Use aggregation functions with arrays
-
To add values within an array, use
SUM
, as in the following example. -
To aggregate multiple rows within an array, use
array_agg
. For information, see Create arrays from subqueries.
Note
ORDER BY
is supported for aggregation functions starting in
Athena engine version 2.
WITH dataset AS ( SELECT ARRAY [ ARRAY[1,2,3,4], ARRAY[5,6,7,8], ARRAY[9,0] ] AS items ), item AS ( SELECT i AS array_items FROM dataset, UNNEST(items) AS t(i) ) SELECT array_items, sum(val) AS total FROM item, UNNEST(array_items) AS t(val) GROUP BY array_items;
In the last SELECT
statement, instead of using sum()
and
UNNEST
, you can use reduce()
to decrease processing time and
data transfer, as in the following example.

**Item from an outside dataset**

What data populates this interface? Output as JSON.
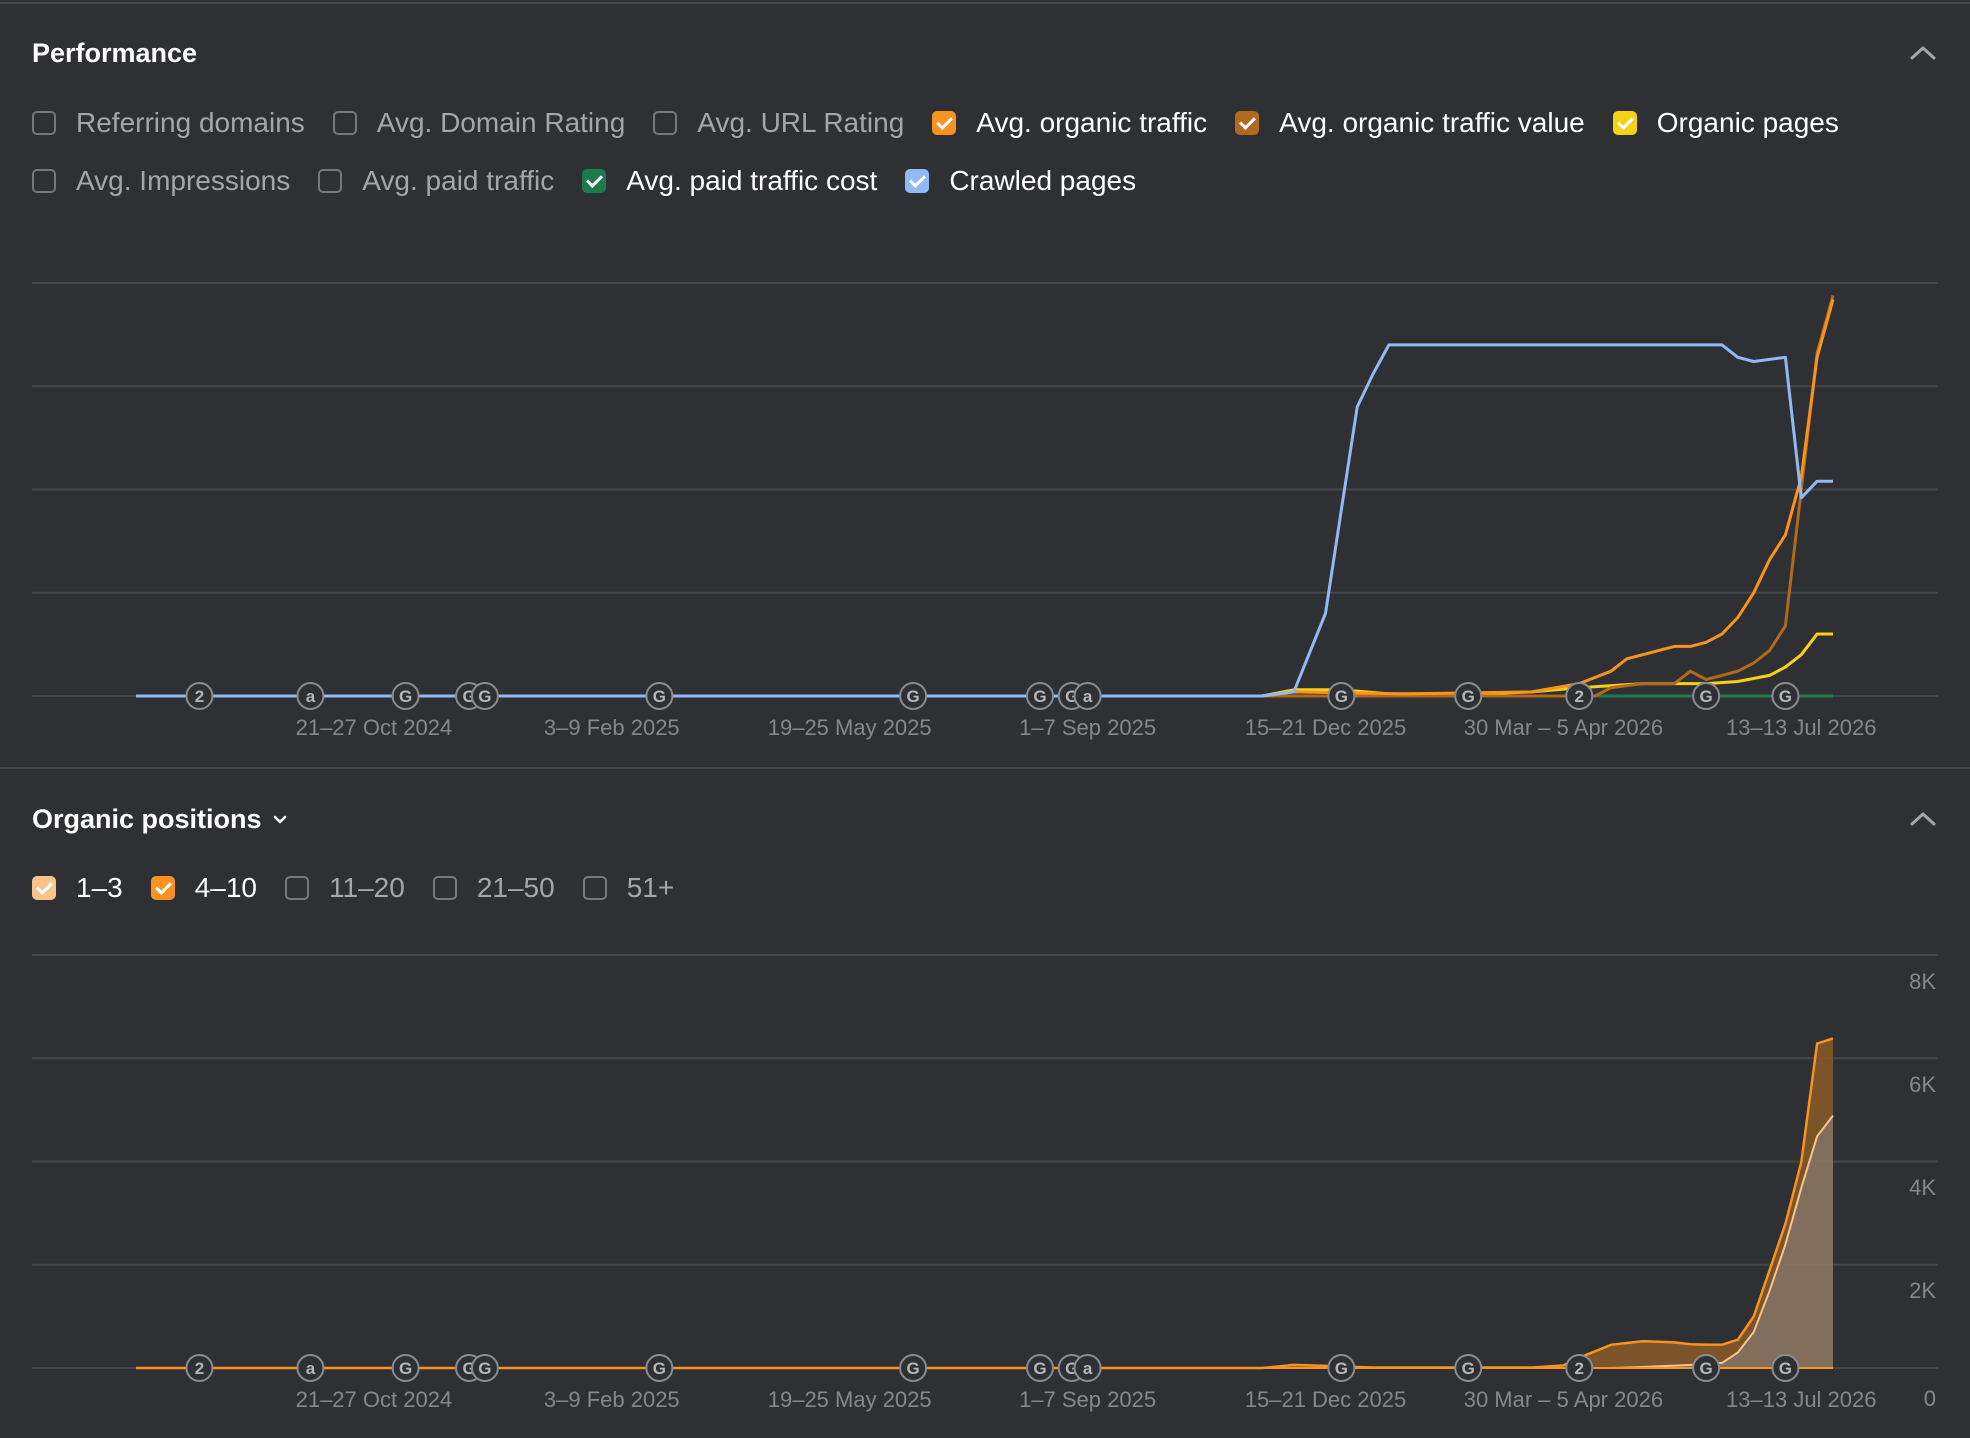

WITH dataset AS ( SELECT ARRAY [ ARRAY[1,2,3,4], ARRAY[5,6,7,8], ARRAY[9,0] ] AS items ), item AS ( SELECT i AS array_items FROM dataset, UNNEST(items) AS t(i) ) SELECT array_items, reduce(array_items, 0 , (s, x) -> s + x, s -> s) AS total FROM item;
Either query returns the following results. The order of returned results is not guaranteed.
+----------------------+
| array_items | total |
+----------------------+
| [1, 2, 3, 4] | 10 |
| [5, 6, 7, 8] | 26 |
| [9, 0] | 9 |
+----------------------+